El presidente Daniel Noboa impulsó un referéndum que buscaba, entre otras cosas, cambios constitucionales. El resultado fue contundente: un NO aplastante. Y la pregunta aparece sola:
¿Por qué algunos presidentes creen que los males del pueblo se resuelven con reformas constitucionales?

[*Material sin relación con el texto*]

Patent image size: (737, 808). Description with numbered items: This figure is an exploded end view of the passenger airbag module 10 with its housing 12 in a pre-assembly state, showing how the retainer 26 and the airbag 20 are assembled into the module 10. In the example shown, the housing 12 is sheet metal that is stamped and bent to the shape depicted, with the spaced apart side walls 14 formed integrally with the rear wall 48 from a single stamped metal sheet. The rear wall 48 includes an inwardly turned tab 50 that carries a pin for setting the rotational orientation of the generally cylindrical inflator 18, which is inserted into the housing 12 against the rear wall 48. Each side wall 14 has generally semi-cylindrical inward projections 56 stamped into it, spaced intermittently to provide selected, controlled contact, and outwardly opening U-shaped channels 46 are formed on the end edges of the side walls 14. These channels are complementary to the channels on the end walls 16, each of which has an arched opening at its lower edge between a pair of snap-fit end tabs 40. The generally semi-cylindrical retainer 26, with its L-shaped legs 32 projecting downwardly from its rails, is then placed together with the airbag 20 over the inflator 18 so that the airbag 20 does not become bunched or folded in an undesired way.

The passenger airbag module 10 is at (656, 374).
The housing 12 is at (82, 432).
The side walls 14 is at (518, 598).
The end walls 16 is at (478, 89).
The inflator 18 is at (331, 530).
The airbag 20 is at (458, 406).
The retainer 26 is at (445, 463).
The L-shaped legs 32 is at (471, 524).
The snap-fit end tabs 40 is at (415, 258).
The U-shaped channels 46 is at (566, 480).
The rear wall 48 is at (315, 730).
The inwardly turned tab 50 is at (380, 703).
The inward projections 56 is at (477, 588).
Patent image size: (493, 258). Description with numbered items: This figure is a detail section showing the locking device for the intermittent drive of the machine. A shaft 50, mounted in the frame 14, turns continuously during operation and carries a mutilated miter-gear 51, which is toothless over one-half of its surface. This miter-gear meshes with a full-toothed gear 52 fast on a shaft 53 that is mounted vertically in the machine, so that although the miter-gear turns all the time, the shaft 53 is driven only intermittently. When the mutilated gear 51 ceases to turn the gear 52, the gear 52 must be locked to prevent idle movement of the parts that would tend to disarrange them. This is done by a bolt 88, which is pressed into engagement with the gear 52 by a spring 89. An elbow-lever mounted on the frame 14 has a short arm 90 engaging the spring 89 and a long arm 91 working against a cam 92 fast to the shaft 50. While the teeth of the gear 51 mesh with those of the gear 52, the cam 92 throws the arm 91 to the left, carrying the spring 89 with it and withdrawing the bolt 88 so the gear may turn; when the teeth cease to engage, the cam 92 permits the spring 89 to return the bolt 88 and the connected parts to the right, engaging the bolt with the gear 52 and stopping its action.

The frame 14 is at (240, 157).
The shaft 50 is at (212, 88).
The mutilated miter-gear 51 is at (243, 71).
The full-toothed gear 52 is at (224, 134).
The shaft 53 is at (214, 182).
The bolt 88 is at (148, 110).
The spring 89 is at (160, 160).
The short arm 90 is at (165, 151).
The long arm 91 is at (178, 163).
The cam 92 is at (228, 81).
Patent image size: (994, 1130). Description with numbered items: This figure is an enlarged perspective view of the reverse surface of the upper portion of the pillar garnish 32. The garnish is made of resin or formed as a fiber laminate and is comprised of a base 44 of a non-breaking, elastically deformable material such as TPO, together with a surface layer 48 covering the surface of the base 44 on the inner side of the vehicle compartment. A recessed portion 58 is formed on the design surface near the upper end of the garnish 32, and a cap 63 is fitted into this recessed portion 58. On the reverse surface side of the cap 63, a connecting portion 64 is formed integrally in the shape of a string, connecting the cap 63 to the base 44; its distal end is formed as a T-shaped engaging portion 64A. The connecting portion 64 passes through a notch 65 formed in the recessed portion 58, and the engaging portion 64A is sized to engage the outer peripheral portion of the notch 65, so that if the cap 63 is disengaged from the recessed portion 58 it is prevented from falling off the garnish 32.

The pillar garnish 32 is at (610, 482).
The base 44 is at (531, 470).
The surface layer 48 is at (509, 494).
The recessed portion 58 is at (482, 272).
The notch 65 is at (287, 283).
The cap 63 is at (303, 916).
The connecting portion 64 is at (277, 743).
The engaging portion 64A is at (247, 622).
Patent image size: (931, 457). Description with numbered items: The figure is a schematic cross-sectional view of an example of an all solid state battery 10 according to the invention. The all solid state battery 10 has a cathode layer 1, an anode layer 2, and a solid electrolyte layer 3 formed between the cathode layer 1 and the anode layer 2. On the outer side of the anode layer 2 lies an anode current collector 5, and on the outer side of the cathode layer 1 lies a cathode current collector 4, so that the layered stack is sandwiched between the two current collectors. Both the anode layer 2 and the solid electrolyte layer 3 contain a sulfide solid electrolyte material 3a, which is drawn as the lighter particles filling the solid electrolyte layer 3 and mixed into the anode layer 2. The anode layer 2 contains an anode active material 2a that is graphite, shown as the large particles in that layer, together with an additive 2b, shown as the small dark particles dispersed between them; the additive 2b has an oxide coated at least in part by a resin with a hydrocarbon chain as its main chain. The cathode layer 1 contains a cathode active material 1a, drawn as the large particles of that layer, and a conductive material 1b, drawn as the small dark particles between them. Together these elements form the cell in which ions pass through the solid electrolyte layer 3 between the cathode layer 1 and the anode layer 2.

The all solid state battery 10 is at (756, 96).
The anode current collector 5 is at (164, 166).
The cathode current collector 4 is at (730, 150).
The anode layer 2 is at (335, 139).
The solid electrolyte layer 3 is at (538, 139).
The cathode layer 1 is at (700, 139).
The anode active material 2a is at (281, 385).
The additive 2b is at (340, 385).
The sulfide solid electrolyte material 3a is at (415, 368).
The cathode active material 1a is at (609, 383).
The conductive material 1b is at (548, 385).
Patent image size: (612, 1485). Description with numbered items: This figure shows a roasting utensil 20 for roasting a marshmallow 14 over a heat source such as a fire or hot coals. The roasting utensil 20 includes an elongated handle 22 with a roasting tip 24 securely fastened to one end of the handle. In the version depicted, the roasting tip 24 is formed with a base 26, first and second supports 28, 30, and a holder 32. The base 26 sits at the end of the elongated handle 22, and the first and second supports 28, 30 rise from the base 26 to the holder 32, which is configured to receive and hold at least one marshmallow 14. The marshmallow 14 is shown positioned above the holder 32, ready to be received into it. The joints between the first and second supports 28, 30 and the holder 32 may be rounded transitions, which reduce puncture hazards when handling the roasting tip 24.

La historia reciente debería servir de espejo. En Chile, el gobierno de Gabriel Boric, que llegó al poder con un respaldo electoral sólido y un clima de renovación, tampoco logró que el proyecto de nueva Constitución fuera aprobado. La ciudadanía, incluso aquella que lo apoyó, decidió que no era el camino. Y ahora Ecuador repite el guion.
Lo que estas experiencias muestran es que el pueblo no siempre premia la ambición reformista, especialmente cuando percibe que las soluciones ofrecidas son más políticas que prácticas. A veces los presidentes se enamoran de la idea de “refundar” el país, como si una nueva carta magna fuera la llave mágica que abre todas las puertas. Pero las valoraciones, los resultados y el humor social dicen otra cosa:
la gente quiere resultados concretos, no nuevas constituciones.
Hoy Ecuador envía un mensaje claro —igual que Chile lo hizo antes—:
la solución no siempre está en reescribir las reglas, sino en gobernar con sensibilidad, humildad y resultados tangibles.
La política tiene lecciones duras. Y esta es una de las más importantes:
cuando el poder no escucha, el voto habla.